Gaspard announced his decision in a letter to Mayor Elizabeth Tisdahl and city clerk Rodney Greene.

“The job of Township Supervisor requires more time than I anticipated,” Gaspard wrote. “Because of the time commitments, I regret to tell you that I can no longer serve.”

His resignation was effective Friday, and the township board is scheduled to discuss the appointment of the next supervisor Monday night. The council members also serve as trustees of the township, which has the same boundaries as the city but functions as a separate entity.

Gaspard declined to comment further Friday, telling The Daily he was still preparing a statement for reporters.

In the April election, Gaspard beat Keith Banks, executive director of the Evanston Community Development Association, for the part-time position. Tisdahl, Ald. Coleen Burrus (9th) and Ald. Ann Rainey (8th) endorsed Gaspard, whose campaign partly focused on saving taxpayers’ dollars.

Despite that goal, Gaspard was widely criticized when he presented his first township budget proposal to the Human Services Committee in August. The plan called for a 29 percent increase in spending.

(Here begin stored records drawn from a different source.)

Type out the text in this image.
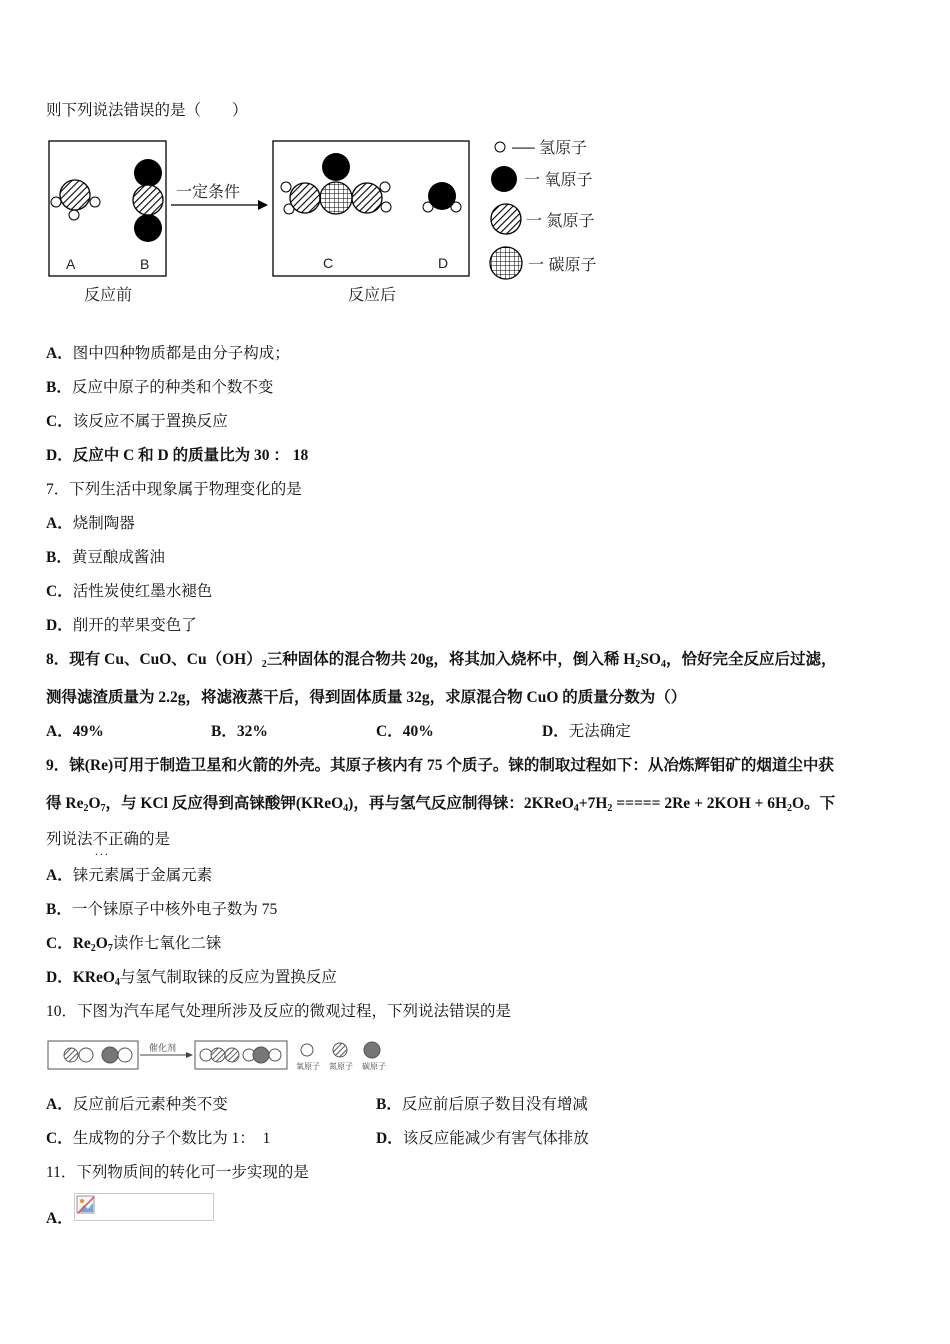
则下列说法错误的是（　　）
A	B
一定条件
C	D
反应前	反应后
── 氢原子
一 氧原子
一 氮原子
一 碳原子
A．图中四种物质都是由分子构成；
B．反应中原子的种类和个数不变
C．该反应不属于置换反应
D．反应中 C 和 D 的质量比为 30 ： 18
7．下列生活中现象属于物理变化的是
A．烧制陶器
B．黄豆酿成酱油
C．活性炭使红墨水褪色
D．削开的苹果变色了
8．现有 Cu、CuO、$Cu(OH)_2$三种固体的混合物共 20g，将其加入烧杯中，倒入稀 $H_2SO_4$，恰好完全反应后过滤，
测得滤渣质量为 2.2g，将滤液蒸干后，得到固体质量 32g，求原混合物 CuO 的质量分数为（）
A．49%	B．32%	C．40%	D．无法确定
9．铼(Re)可用于制造卫星和火箭的外壳。其原子核内有 75 个质子。铼的制取过程如下：从冶炼辉钼矿的烟道尘中获
得 $Re_2O_7$，与 KCl 反应得到高铼酸钾(KReO$_4$)，再与氢气反应制得铼：$2KReO_4+7H_2$ ===== $2Re + 2KOH + 6H_2O$。下
列说法不正确 · ·的是
A．铼元素属于金属元素
B．一个铼原子中核外电子数为 75
C．$Re_2O_7$读作七氧化二铼
D．KReO$_4$与氢气制取铼的反应为置换反应
10．下图为汽车尾气处理所涉及反应的微观过程，下列说法错误的是
催化剂
氧原子 氮原子 碳原子
A．反应前后元素种类不变	B．反应前后原子数目没有增减
C．生成物的分子个数比为 1：　1	D．该反应能减少有害气体排放
11．下列物质间的转化可一步实现的是
A．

The committee refused to recommend the budget to the council, calling it unrealistic and urging Gaspard to start over from scratch.

“The budget that was presented to us was completely out of line,” Burrus told Gaspard at the time. “We have a fiscal problem in this community, and to present a budget like this — I think it’s insulting to the township trustees.”

Ald. Delores Holmes (5th) said she had to meet with Gaspard twice before his presentation because his original budget was “embarrassing.” He initially defended his plan but then promised to revise it.

Gaspard’s departure comes as aldermen weigh the future of the township, which handles general assistance for the needy and tax advice for residents. At its Sept. 23 meeting, the council introduced a proposed ordinance that would allow residents to vote in March to abolish the township.

Gaspard’s resignation leaves another seat to fill in the township office. Incoming assessor Sharon Eckersall was found dead in her home in September, and township trustees are expected to pick her successor late this month or next month.

Outgoing assessor Bonnie Wilson declined to comment Friday on Gaspard’s exit, saying she will make a statement at the council meeting Monday night.